The real problem with the Walmart Express concept is that it is not an answer to Wal-Mart’s problem, which is declining public confidence that Wal-Mart offers the best price. On the way from the Prairie Grove store to the Gentry store, the GPS guided us past an Aldi and we stopped in. Physically the stores are similar — the Aldi actually a warmer store with more attractive graphics.

Two seconds in the Aldi store demonstrated that the Walmart Express concept is simply non-responsive to the marketing challenge Wal-Mart faces. The Walmart was designed to look “bargain basement” with concrete and metal exposed — but there was nothing in the function of the store to allow Wal-Mart to operate less expensively… indeed it will probably be more expensive to operate than a supercenter per dollar of sales.

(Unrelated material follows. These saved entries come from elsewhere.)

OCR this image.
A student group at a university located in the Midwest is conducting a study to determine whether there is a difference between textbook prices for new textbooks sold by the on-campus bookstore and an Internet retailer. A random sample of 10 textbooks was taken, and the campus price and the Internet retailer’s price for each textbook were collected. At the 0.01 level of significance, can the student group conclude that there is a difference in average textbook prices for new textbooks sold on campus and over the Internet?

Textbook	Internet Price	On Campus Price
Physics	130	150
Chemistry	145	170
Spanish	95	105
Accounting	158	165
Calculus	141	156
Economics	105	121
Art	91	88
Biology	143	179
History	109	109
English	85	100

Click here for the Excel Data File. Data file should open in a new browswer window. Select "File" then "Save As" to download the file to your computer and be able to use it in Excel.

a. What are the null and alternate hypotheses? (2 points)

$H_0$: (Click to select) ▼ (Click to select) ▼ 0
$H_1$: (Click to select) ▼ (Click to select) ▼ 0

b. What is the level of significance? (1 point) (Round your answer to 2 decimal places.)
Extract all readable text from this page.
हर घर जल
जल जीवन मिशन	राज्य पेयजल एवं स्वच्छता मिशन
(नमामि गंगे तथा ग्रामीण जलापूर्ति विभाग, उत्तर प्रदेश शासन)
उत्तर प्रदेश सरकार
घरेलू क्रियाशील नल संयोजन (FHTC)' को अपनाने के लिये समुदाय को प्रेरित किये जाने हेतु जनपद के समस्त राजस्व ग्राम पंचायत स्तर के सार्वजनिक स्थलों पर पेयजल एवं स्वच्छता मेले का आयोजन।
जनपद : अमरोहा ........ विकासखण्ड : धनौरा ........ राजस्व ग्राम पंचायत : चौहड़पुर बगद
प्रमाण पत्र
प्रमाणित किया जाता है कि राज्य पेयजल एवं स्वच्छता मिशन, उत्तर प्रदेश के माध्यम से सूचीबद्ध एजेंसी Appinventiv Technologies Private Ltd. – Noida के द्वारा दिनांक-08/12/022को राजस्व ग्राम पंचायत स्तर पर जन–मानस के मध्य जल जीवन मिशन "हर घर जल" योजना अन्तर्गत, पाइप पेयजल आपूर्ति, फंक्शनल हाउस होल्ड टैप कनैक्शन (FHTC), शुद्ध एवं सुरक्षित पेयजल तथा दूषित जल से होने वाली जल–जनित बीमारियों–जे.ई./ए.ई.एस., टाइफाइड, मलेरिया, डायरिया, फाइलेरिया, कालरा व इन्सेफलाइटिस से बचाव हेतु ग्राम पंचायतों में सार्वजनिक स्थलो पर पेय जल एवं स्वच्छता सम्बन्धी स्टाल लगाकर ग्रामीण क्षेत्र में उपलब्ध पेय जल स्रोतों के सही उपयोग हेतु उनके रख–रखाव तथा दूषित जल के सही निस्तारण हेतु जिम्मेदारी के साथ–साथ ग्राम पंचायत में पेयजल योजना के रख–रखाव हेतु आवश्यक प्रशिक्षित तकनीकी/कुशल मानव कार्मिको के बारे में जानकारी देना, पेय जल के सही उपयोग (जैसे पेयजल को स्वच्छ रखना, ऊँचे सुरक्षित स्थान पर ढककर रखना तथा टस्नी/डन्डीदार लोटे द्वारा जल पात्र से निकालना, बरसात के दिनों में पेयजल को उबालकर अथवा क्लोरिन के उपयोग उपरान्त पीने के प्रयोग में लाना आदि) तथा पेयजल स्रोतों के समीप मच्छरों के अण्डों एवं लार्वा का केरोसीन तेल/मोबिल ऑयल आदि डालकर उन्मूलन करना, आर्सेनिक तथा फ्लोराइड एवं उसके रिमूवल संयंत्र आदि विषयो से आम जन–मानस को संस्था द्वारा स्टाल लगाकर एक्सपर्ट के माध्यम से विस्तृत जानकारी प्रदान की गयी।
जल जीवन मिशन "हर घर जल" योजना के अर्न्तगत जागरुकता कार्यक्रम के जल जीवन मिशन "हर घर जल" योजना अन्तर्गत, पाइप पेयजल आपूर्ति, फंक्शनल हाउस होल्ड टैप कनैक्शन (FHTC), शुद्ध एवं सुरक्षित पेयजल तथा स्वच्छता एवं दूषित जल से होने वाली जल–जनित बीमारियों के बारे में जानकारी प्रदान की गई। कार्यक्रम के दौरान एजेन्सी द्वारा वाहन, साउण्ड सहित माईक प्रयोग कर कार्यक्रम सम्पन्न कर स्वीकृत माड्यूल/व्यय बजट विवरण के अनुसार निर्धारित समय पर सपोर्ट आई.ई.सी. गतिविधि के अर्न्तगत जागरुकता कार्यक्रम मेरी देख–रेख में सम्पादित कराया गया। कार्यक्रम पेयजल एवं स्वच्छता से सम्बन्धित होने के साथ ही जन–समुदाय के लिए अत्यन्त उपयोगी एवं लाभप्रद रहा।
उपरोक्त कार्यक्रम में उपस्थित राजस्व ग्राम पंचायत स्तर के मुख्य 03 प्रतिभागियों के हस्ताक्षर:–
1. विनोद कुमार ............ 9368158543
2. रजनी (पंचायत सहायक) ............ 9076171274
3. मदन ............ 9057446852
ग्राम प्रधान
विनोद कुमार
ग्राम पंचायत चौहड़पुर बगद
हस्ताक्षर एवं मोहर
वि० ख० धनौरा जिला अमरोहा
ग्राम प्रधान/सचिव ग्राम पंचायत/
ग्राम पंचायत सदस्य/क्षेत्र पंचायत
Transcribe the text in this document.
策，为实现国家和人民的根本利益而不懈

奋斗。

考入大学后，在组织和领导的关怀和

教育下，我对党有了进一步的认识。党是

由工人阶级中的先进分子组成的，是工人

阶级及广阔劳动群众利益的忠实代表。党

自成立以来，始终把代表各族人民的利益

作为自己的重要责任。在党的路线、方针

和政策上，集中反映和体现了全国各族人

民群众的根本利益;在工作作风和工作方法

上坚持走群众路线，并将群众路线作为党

Almost every item was less expensive in Aldi and the quality was often better or certainly would be perceived as better by many consumers. Take a showcase item such as bananas: The Walmart Express stores were selling unbranded bananas with a generic Fruits & Veggies More Matters sticker for 54 cents a lb. Not only was Aldi 44 cents a lb., but it was selling Del Monte brand.

True, the Aldi bananas were bagged so, perhaps, a broke person could buy one or two bananas at WalMart Express and pay less out of pocket. Still, allowing Aldi to sell cheaper and better on a profile item day after day helps educate consumers that Wal-Mart is not a bargain.

In the not too distant past, this would have been culturally unacceptable at Wal-Mart. On a national level, it wouldn’t have been acceptable and, locally, a store manager would have been expected to react to such pricing. In fact, a store manager could have been fired for allowing a competitor to undercut Wal-Mart on such a high profile item.

Wal-Mart needs a concept that is dedicated to underpricing Aldi, Save-a-Lot and Dollar stores and deep discounters of all sort. It also needs to rebuild a culture that is dedicated to providing consumers with satisfaction-guaranteed product at the lowest possible cost.

Walmart Express, whatever its utility, does not seem to be the answer to the challenge Wal-Mart actually faces.